Free African Americans, women, Jews, and the working classes were marginalized politically and, thus, rendered incapable of contributing to the larger cultural debates in other than occasional or indirect ways. Enslaved African Americans and Native Americans residing on reservations were specifically excluded by law. This meant that, for the most part, although all of these groups may have been the focus of public debate about the ethics of slavery or the rights of women, for example, they were never mistaken for fully vested members of U.S. society.

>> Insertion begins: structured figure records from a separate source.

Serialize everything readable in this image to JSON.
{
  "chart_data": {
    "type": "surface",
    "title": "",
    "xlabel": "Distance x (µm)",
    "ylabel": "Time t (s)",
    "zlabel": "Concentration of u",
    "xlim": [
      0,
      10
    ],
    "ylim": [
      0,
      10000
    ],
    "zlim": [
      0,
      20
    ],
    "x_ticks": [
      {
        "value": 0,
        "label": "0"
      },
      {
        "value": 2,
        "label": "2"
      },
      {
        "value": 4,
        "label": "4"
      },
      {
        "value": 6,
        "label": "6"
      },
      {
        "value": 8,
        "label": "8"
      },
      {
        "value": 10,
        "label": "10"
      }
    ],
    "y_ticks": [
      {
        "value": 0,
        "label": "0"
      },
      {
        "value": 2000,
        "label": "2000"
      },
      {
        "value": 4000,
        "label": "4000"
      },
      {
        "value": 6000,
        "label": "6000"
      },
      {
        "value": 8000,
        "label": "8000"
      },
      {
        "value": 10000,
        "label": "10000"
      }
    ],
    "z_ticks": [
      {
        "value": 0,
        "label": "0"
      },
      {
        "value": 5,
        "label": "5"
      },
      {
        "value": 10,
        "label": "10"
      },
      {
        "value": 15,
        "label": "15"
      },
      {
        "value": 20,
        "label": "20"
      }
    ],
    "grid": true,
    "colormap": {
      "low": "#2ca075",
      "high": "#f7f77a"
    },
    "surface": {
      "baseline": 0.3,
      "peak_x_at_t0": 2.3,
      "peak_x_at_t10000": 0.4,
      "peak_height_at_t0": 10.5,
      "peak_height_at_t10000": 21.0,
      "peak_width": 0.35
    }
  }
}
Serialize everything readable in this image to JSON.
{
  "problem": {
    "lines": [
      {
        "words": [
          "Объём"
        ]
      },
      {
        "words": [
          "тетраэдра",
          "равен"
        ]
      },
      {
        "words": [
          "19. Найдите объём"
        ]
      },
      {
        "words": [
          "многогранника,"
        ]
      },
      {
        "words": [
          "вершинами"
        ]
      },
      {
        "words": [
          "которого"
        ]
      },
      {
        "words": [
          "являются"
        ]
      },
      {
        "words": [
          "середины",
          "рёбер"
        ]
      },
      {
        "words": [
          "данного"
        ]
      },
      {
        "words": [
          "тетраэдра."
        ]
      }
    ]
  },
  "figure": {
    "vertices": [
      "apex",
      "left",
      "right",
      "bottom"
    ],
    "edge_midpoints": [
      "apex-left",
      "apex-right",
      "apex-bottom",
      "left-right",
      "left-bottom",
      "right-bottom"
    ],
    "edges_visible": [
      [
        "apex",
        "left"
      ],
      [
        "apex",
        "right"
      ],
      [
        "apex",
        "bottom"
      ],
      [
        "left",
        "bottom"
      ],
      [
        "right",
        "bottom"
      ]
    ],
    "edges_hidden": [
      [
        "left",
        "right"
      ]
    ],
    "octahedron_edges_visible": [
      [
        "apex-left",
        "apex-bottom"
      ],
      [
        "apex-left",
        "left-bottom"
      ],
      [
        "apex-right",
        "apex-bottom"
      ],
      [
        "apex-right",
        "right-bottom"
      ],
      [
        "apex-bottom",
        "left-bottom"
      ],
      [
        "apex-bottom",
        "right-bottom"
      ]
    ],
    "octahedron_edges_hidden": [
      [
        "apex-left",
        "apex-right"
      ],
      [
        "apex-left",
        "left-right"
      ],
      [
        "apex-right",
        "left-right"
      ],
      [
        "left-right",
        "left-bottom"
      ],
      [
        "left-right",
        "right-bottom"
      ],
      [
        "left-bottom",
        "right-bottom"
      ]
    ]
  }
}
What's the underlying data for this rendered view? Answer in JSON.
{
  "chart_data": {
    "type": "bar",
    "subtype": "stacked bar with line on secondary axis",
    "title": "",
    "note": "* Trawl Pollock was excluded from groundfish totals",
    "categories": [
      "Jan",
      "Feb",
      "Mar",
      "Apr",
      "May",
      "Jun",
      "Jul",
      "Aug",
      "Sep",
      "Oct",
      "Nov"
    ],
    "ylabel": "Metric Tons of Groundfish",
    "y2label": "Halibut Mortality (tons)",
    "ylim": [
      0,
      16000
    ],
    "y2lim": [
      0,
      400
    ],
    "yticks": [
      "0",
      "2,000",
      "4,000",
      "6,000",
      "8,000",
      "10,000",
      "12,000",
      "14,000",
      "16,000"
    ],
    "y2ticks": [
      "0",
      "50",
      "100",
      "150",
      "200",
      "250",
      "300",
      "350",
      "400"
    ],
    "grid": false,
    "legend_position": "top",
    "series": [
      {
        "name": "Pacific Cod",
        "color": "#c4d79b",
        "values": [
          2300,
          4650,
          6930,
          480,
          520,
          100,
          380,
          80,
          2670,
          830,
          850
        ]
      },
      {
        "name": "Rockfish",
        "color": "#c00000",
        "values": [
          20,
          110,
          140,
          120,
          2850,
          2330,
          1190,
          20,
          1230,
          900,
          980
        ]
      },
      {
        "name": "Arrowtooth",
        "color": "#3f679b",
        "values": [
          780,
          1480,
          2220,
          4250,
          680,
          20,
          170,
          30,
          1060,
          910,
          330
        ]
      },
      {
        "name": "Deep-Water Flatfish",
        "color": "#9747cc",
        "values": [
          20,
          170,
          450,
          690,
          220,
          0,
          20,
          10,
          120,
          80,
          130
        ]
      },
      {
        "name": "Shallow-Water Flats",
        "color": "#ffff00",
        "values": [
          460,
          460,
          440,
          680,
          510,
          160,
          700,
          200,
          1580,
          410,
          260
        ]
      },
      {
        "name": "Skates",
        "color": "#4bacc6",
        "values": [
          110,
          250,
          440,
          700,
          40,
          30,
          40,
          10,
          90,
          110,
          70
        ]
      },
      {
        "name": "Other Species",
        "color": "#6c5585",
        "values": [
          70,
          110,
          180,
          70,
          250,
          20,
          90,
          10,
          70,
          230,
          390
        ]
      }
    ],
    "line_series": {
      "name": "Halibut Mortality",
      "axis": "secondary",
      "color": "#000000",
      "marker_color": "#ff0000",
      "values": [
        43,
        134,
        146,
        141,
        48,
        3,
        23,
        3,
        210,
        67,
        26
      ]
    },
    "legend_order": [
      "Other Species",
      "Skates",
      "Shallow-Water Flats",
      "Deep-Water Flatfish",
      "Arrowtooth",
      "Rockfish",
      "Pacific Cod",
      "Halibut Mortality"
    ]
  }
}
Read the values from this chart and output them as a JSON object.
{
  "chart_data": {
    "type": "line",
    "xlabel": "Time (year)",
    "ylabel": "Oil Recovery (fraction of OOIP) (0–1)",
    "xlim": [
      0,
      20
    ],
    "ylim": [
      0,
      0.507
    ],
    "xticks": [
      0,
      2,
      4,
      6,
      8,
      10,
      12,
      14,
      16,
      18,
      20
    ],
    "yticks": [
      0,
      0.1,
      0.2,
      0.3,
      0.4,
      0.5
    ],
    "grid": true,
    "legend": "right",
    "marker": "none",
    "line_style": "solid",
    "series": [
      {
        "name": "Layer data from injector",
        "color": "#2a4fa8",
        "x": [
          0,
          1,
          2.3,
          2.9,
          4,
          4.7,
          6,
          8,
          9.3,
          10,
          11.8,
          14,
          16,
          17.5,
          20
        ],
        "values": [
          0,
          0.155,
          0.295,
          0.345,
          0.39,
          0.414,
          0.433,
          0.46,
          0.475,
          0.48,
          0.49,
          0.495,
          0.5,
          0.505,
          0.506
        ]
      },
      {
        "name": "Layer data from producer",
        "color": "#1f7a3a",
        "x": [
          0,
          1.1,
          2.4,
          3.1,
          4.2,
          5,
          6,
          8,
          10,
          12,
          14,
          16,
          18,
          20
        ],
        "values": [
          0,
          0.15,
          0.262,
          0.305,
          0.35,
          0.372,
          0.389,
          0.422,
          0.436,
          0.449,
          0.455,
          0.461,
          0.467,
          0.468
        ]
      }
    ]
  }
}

This is not to suggest that there was universal agreement within the Euro-American Protestant world. Some scholars of the U.S. Constitution's First Amendment have suggested that its religious clauses were crafted specifically to protect the new federal government from serious and continuing denominational suspicions that dominated specific colonies as they became states. Given the relative homogeneity of the power elite, religion was the most tangible cultural distinction; a federal guarantee permitting the continuation of state religious establishments while disestablishing the federal government meant that, for example, Massachusetts Congregationalists and Virginia Episcopalians could reach a consensus on the new national charter.

The Impact of Immigration

By the 1840s, however, significant changes introduced challenges to the perceived Protestant monopoly on the “U.S.” identity. Roman Catholicism—established on the West Coast nearly a century before British Protestantism settled the East—became the largest single religious identity in the United States when the Methodists split North-and-South over slavery. In addition, increased immigration from Ireland and Germany meant an increased number of Roman Catholics in the United States. By the end of the 19th century, continued Catholic immigration coupled with a relative explosion in Jewish immigration (from Central and Eastern Europe), as well as the beginnings of Eastern Orthodox immigration from the Baltic and Mediterranean states, meant that the religious complexion of the country was changing.